With this in mind, I was intrigued to know how the industry has adapted. “I’ve found adapting to the digital space relatively smooth and thoroughly enjoyable. I was one of the founding trainers with FiiT”, that is, way back in 2017, before all classes had to be online. “It’s been a really wonderful way to connect with my Instagram audience and give something back when people are at home going through potentially challenging and difficult times. Covid has forced us apart, but in some ways, the online fitness world has managed to keep us all connected and together.”
So where does that leave the fitness industry now? Charlotte mused, “It’s going to be tough, as it is for many industries but I believe that we will bounce back. Many people have taken on new fitness regimes and picked up new habits with exercise and they will want to continue that when the gyms reopen. We are lucky to now have our Virgin Active Online+ Membership growing so even after the gyms open, people have the option to train with us at home or wherever they are going forward!”

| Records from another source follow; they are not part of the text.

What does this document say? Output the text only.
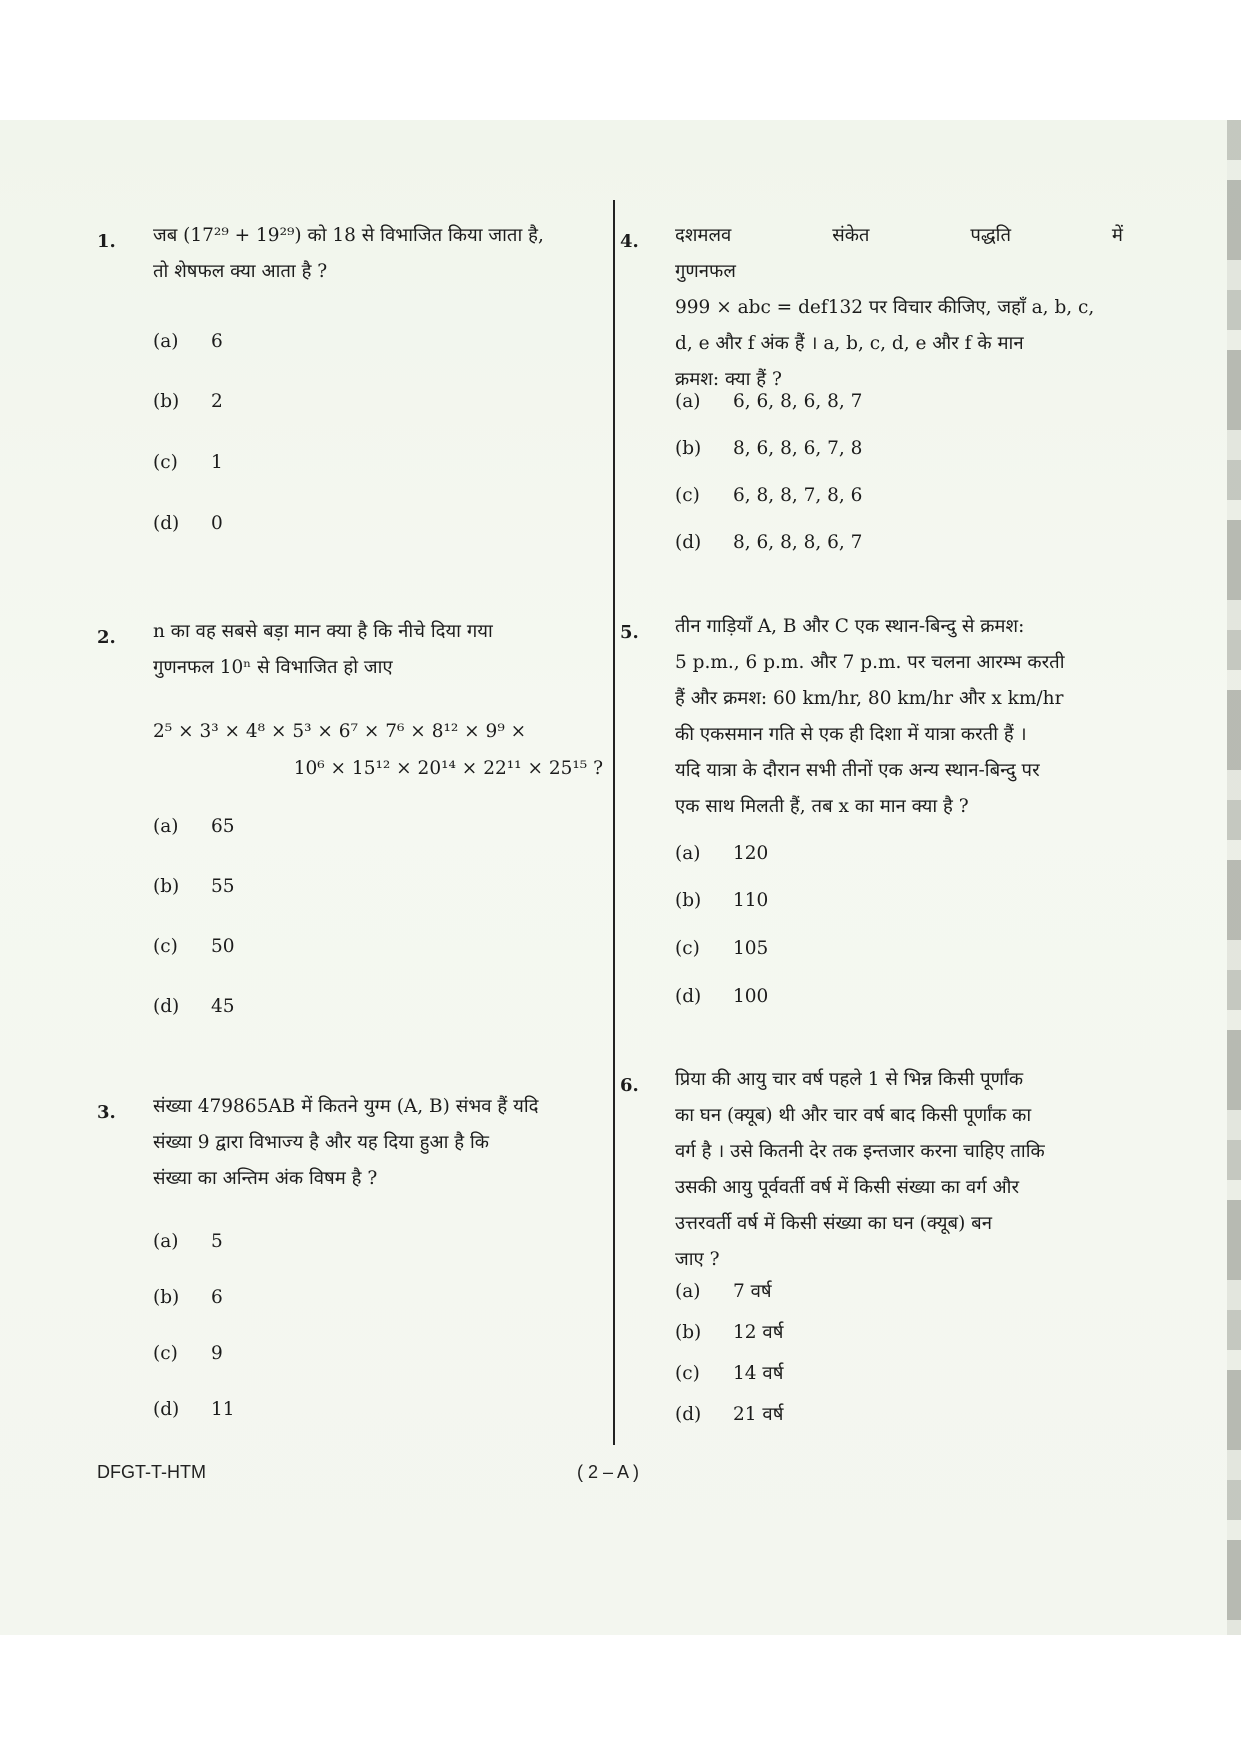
1. जब (17²⁹ + 19²⁹) को 18 से विभाजित किया जाता है,
तो शेषफल क्या आता है ?
(a) 6
(b) 2
(c) 1
(d) 0
2. n का वह सबसे बड़ा मान क्या है कि नीचे दिया गया
गुणनफल 10ⁿ से विभाजित हो जाए
2⁵ × 3³ × 4⁸ × 5³ × 6⁷ × 7⁶ × 8¹² × 9⁹ ×
10⁶ × 15¹² × 20¹⁴ × 22¹¹ × 25¹⁵ ?
(a) 65
(b) 55
(c) 50
(d) 45
3. संख्या 479865AB में कितने युग्म (A, B) संभव हैं यदि
संख्या 9 द्वारा विभाज्य है और यह दिया हुआ है कि
संख्या का अन्तिम अंक विषम है ?
(a) 5
(b) 6
(c) 9
(d) 11
4. दशमलव संकेत पद्धति में गुणनफल
999 × abc = def132 पर विचार कीजिए, जहाँ a, b, c,
d, e और f अंक हैं । a, b, c, d, e और f के मान
क्रमश: क्या हैं ?
(a) 6, 6, 8, 6, 8, 7
(b) 8, 6, 8, 6, 7, 8
(c) 6, 8, 8, 7, 8, 6
(d) 8, 6, 8, 8, 6, 7
5. तीन गाड़ियाँ A, B और C एक स्थान-बिन्दु से क्रमश:
5 p.m., 6 p.m. और 7 p.m. पर चलना आरम्भ करती
हैं और क्रमश: 60 km/hr, 80 km/hr और x km/hr
की एकसमान गति से एक ही दिशा में यात्रा करती हैं ।
यदि यात्रा के दौरान सभी तीनों एक अन्य स्थान-बिन्दु पर
एक साथ मिलती हैं, तब x का मान क्या है ?
(a) 120
(b) 110
(c) 105
(d) 100
6. प्रिया की आयु चार वर्ष पहले 1 से भिन्न किसी पूर्णांक
का घन (क्यूब) थी और चार वर्ष बाद किसी पूर्णांक का
वर्ग है । उसे कितनी देर तक इन्तजार करना चाहिए ताकि
उसकी आयु पूर्ववर्ती वर्ष में किसी संख्या का वर्ग और
उत्तरवर्ती वर्ष में किसी संख्या का घन (क्यूब) बन
जाए ?
(a) 7 वर्ष
(b) 12 वर्ष
(c) 14 वर्ष
(d) 21 वर्ष
DFGT-T-HTM	( 2 – A )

With new routines forming (and bad habits not far behind), I had already been looking at alcohol-free alternatives to some favoured at home tipples. I reached back out to Rob Fink, CEO and Founder for Big Drop, leaders in the AF craft beer market. Firstly, curiosity got the better of me. Was there a reason why they had taken the AF-only route when no other brewers had?
Rob explained, “I quit drinking for 6 months after I had my first son in 2014.” But working in business development, his days often involved client lunches. “I ended up thinking ‘why should people not drinking alcohol, for whatever reason, be forced to drink a sub-standard beer?’” The idea for Big Drop was born: “Generally, if something’s never been done before, there’s a reason! However, I knew that there had always been a market for non-alcoholic beer – it just hadn’t been very good beer.”

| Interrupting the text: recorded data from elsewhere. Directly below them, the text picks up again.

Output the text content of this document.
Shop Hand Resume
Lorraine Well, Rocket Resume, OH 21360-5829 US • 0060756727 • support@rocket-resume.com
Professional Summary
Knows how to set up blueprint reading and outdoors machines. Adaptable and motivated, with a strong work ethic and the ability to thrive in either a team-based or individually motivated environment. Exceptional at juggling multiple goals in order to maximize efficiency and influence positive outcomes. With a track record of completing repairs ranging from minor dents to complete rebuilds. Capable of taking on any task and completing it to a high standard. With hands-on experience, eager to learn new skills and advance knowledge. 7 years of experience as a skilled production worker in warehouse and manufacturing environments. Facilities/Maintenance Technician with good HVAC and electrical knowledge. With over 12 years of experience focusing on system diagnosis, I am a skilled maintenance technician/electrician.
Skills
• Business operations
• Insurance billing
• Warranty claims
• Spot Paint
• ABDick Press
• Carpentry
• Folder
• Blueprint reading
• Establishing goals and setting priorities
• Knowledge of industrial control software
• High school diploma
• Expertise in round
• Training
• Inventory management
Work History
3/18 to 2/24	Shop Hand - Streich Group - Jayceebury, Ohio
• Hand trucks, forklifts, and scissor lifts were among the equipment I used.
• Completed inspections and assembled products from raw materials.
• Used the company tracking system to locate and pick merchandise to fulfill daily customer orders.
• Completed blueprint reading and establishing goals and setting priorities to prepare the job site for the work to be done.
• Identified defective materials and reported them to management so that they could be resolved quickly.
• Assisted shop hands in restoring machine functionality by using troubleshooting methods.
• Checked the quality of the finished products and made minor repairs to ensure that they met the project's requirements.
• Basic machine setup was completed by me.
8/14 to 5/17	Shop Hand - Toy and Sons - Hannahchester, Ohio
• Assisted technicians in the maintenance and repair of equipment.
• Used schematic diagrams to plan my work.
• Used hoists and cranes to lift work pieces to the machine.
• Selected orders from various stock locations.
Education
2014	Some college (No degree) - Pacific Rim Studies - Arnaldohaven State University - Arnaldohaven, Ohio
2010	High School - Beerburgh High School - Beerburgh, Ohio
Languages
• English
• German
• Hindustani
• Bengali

So, how about 2020? “Overall alcohol sales actually fell in 2020, while the AF category grew by a third and our volume pretty much doubled to 1.8 million cans and bottles.” Before the first lockdown, they didn’t sell to the home-drinker, but their online store now makes up a third of sales. It was a year of huge change for Rob: “Perhaps the biggest surprise of the year, however, was the level of interest for Big Drop via Milk & More. We began supplying the next-day doorstep delivery service at the end of 2019 and watched as demand sky-rocketed from the growing numbers of stay-at-home shoppers.”
And so, as it leaves us parting ways once again, I can only encourage you to get back out to your local beauty community – when the time is right. Visit your nearest high-street counter, book your wax, plan your haircut and dream about your nails, massage and facial. Book in advance, let them know of any changes with as much notice as possible, and get back into your routine of regular appointments. I can safely say that, as an industry, we will be working hard and can’t wait to see you all as soon as possible. We have missed you!